From these probabilites, we have to infer how our model has performed on the test data.

We can select a probability cutoff. If the probability score corresponding to any sample is greater than or equal to this cutoff, its predicted label is taken as 1, else the predicted label is taken as 0.

Once we get the predicted labels, we can calculate the confusion matrix. From the confusion matrix we can calculate the sensitivity and specificity of our model.

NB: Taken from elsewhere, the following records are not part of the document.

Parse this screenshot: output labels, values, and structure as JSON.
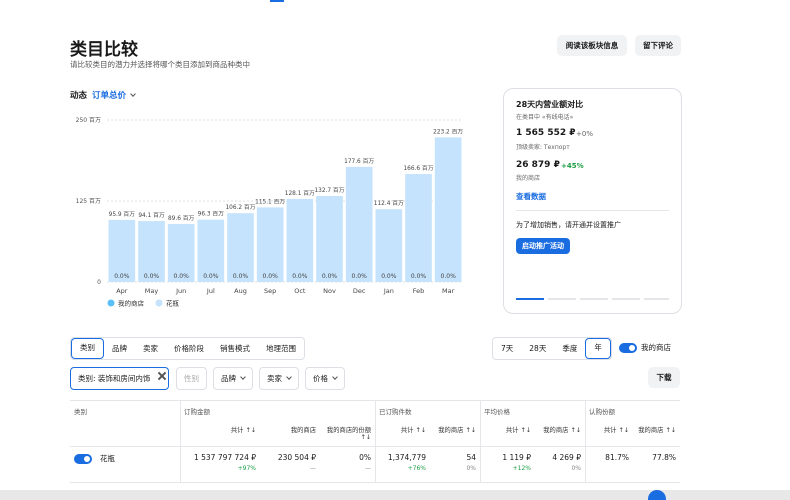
{
  "header": {
    "title": "类目比较",
    "subtitle": "请比较类目的潜力并选择将哪个类目添加到商品种类中",
    "buttons": [
      "阅读该板块信息",
      "留下评论"
    ]
  },
  "metric": {
    "label": "动态",
    "selected": "订单总价"
  },
  "chart_data": {
    "type": "bar",
    "stacked": true,
    "categories": [
      "Apr",
      "May",
      "Jun",
      "Jul",
      "Aug",
      "Sep",
      "Oct",
      "Nov",
      "Dec",
      "Jan",
      "Feb",
      "Mar"
    ],
    "series": [
      {
        "name": "我的商店",
        "color": "#5bc0f5",
        "values": [
          0,
          0,
          0,
          0,
          0,
          0,
          0,
          0,
          0,
          0,
          0,
          0
        ],
        "value_labels": [
          "0.0%",
          "0.0%",
          "0.0%",
          "0.0%",
          "0.0%",
          "0.0%",
          "0.0%",
          "0.0%",
          "0.0%",
          "0.0%",
          "0.0%",
          "0.0%"
        ]
      },
      {
        "name": "花瓶",
        "color": "#c5e3fc",
        "values": [
          95.9,
          94.1,
          89.6,
          96.3,
          106.2,
          115.1,
          128.1,
          132.7,
          177.6,
          112.4,
          166.6,
          223.2
        ],
        "value_labels": [
          "95.9 百万",
          "94.1 百万",
          "89.6 百万",
          "96.3 百万",
          "106.2 百万",
          "115.1 百万",
          "128.1 百万",
          "132.7 百万",
          "177.6 百万",
          "112.4 百万",
          "166.6 百万",
          "223.2 百万"
        ]
      }
    ],
    "ylim": [
      0,
      250
    ],
    "yticks": [
      0,
      {
        "value": 125,
        "label": "125 百万"
      },
      {
        "value": 250,
        "label": "250 百万"
      }
    ],
    "grid": true,
    "legend": "bottom-left"
  },
  "card": {
    "title": "28天内营业额对比",
    "context": "在类目中 «有线电话»",
    "total": "1 565 552 ₽",
    "total_change": "+0%",
    "top_seller": "顶级卖家: Техпорт",
    "my": "26 879 ₽",
    "my_change": "+45%",
    "my_label": "我的商店",
    "link": "查看数据",
    "promo": "为了增加销售，请开通并设置推广",
    "button": "启动推广活动"
  },
  "tabs": {
    "items": [
      "类别",
      "品牌",
      "卖家",
      "价格阶段",
      "销售模式",
      "地理范围"
    ],
    "selected": 0
  },
  "periods": {
    "items": [
      "7天",
      "28天",
      "季度",
      "年"
    ],
    "selected": 3
  },
  "my_store_toggle": "我的商店",
  "filters": {
    "chip": "类别: 装饰和房间内饰",
    "items": [
      "性别",
      "品牌",
      "卖家",
      "价格"
    ],
    "download": "下载"
  },
  "table": {
    "groups": [
      "类别",
      "订购金额",
      "已订购件数",
      "平均价格",
      "认购份额"
    ],
    "subheaders": [
      "共计 ↑↓",
      "我的商店",
      "我的商店的份额 ↑↓",
      "共计 ↑↓",
      "我的商店 ↑↓",
      "共计 ↑↓",
      "我的商店 ↑↓",
      "共计 ↑↓",
      "我的商店 ↑↓"
    ],
    "rows": [
      {
        "name": "花瓶",
        "cells": [
          {
            "value": "1 537 797 724 ₽",
            "change": "+97%"
          },
          {
            "value": "230 504 ₽",
            "change": "—"
          },
          {
            "value": "0%",
            "change": "—"
          },
          {
            "value": "1,374,779",
            "change": "+76%"
          },
          {
            "value": "54",
            "change": "0%"
          },
          {
            "value": "1 119 ₽",
            "change": "+12%"
          },
          {
            "value": "4 269 ₽",
            "change": "0%"
          },
          {
            "value": "81.7%"
          },
          {
            "value": "77.8%"
          }
        ]
      }
    ]
  }
}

The cutoff scores is chosen so as to get the best sensitivity and specificity scores. Although, a good model should have high (e.g. 90%) of sensitivity and specificity, the desired best scores vary based on the problem at hand. In some cases having a higher specificity might be essential and vice-a-verca in other cases. For example, if we are building models for fraud detection, having a high sensitivity is desired. Although it would result in some falsely detected frauds, but those can be then manually verified. However, most of the real frauds would be detected.

The code for getting the sensitivity ans specificity with cutoff equal to 0.5, is as follows :

Python





from sklearn import metrics

#confusion matrix
confmat = metrics.confusion_matrix(y_test, scores > 0.5)
disp = metrics.ConfusionMatrixDisplay(confusion_matrix=confmat, display_labels=[0, 1])
disp.plot(cmap=plt.cm.Blues)
plt.title("Confusion Matrix")
plt.show()

# sensitivity and specificity
sens = confmat[1, 1]/(confmat[1, 1]+confmat[1, 0])
spec = confmat[0, 0]/(confmat[0, 0]+confmat[0, 1])
print('Sensitivity: ', sens)
print('Specificity: ', spec)




Sensitivity:  0.996
Specificity:  0.997

We see that the model is performing quite well on this cutoff. Only 7 samples out of 2000 are classified wrongly.

We have seen here how to make a simple neural network using tensorflow and keras for binary classification. We also saw how to test the trained model on test data and evaluate the results.

Once we get a hang of this, we can construct more complex models for different tasks and optimize for model hyperparameters and do a lot of other things.